Vasile Cârlova (/ro/; February 4, 1809 – September 18, 1831) was a Wallachian officer and early Romantic poet.

==Biography==
Born into a low-ranking Romanian boyar family in Buzău, Cârlova remained an orphan in 1816, and, after being adopted by an aunt, moved to Craiova. He studied together with Grigore Alexandrescu, learning Greek and French.

In 1827, he wrote his first poem, Păstorul întristat (The Sad Shepherd), which was first published in 1830, with the help of Ion Heliade Rădulescu. A year later, he authored Ruinurile Târgoviştei (The Ruins of Târgovişte) and Rugăciune (Prayer). In 1829, Cârlova wrote Înserare (Nightfall).

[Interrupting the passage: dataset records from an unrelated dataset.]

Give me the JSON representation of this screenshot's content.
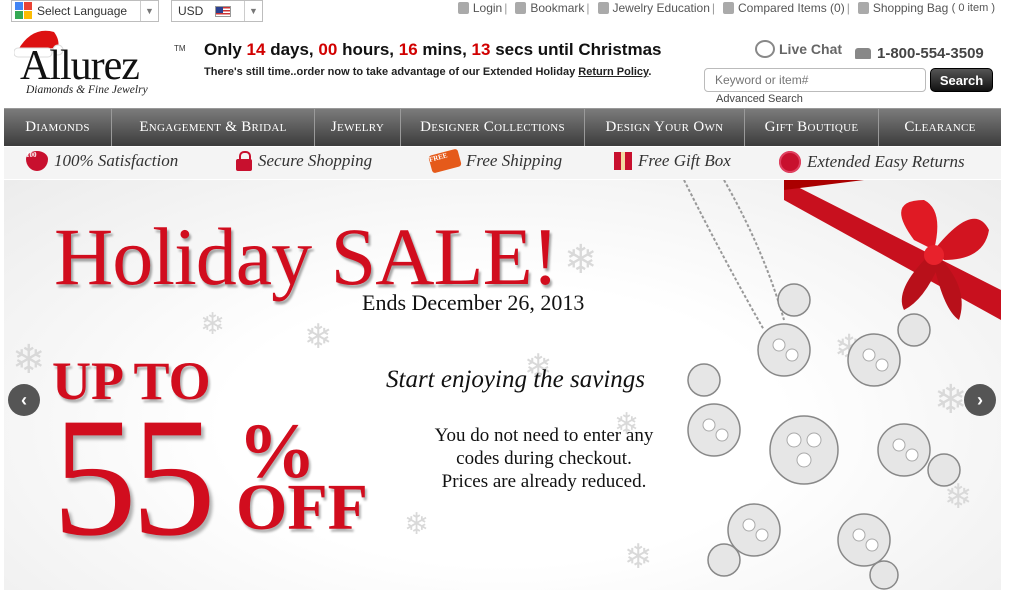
{
  "top_bar": {
    "language_label": "Select Language",
    "currency_label": "USD",
    "links": {
      "login": "Login",
      "bookmark": "Bookmark",
      "education": "Jewelry Education",
      "compared": "Compared Items (0)",
      "bag": "Shopping Bag",
      "bag_count": "( 0 item )"
    }
  },
  "logo": {
    "name": "Allurez",
    "tm": "TM",
    "tagline": "Diamonds & Fine Jewelry"
  },
  "countdown": {
    "prefix": "Only",
    "days": "14",
    "days_label": "days,",
    "hours": "00",
    "hours_label": "hours,",
    "mins": "16",
    "mins_label": "mins,",
    "secs": "13",
    "secs_label": "secs until Christmas",
    "notice": "There's still time..order now to take advantage of our Extended Holiday",
    "notice_link": "Return Policy",
    "notice_end": "."
  },
  "contact": {
    "chat": "Live Chat",
    "phone": "1-800-554-3509"
  },
  "search": {
    "placeholder": "Keyword or item#",
    "button": "Search",
    "advanced": "Advanced Search"
  },
  "nav": {
    "items": [
      "Diamonds",
      "Engagement & Bridal",
      "Jewelry",
      "Designer Collections",
      "Design Your Own",
      "Gift Boutique",
      "Clearance"
    ]
  },
  "features": {
    "satisfaction": "100% Satisfaction",
    "satisfaction_badge": "100",
    "secure": "Secure Shopping",
    "shipping": "Free Shipping",
    "shipping_badge": "FREE",
    "gift": "Free Gift Box",
    "returns": "Extended Easy Returns"
  },
  "banner": {
    "title": "Holiday SALE!",
    "ends": "Ends December 26, 2013",
    "up_to": "UP TO",
    "amount": "55",
    "percent": "%",
    "off": "OFF",
    "savings": "Start enjoying the savings",
    "desc_lines": [
      "You do not need to enter any",
      "codes during checkout.",
      "Prices are already reduced."
    ],
    "prev": "‹",
    "next": "›"
  },
  "colors": {
    "accent_red": "#d10d1e",
    "nav_dark": "#3c3c3c"
  }
}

In 1830, the year when his poems were published, he enlisted to the newly created Wallachian National Militia, a nucleus of the future Romanian Army created under the Regulamentul Organic regime, being its 33rd volunteer and bearing the rank of Second Lieutenant. The following year, Cârlova wrote Marşul românilor (The Romanians' March), a patriotic poem that could not be printed due to censorship and circulated on leaflets. He died soon after that, after falling ill with an infectious disease. Cârlova is buried in Craiova.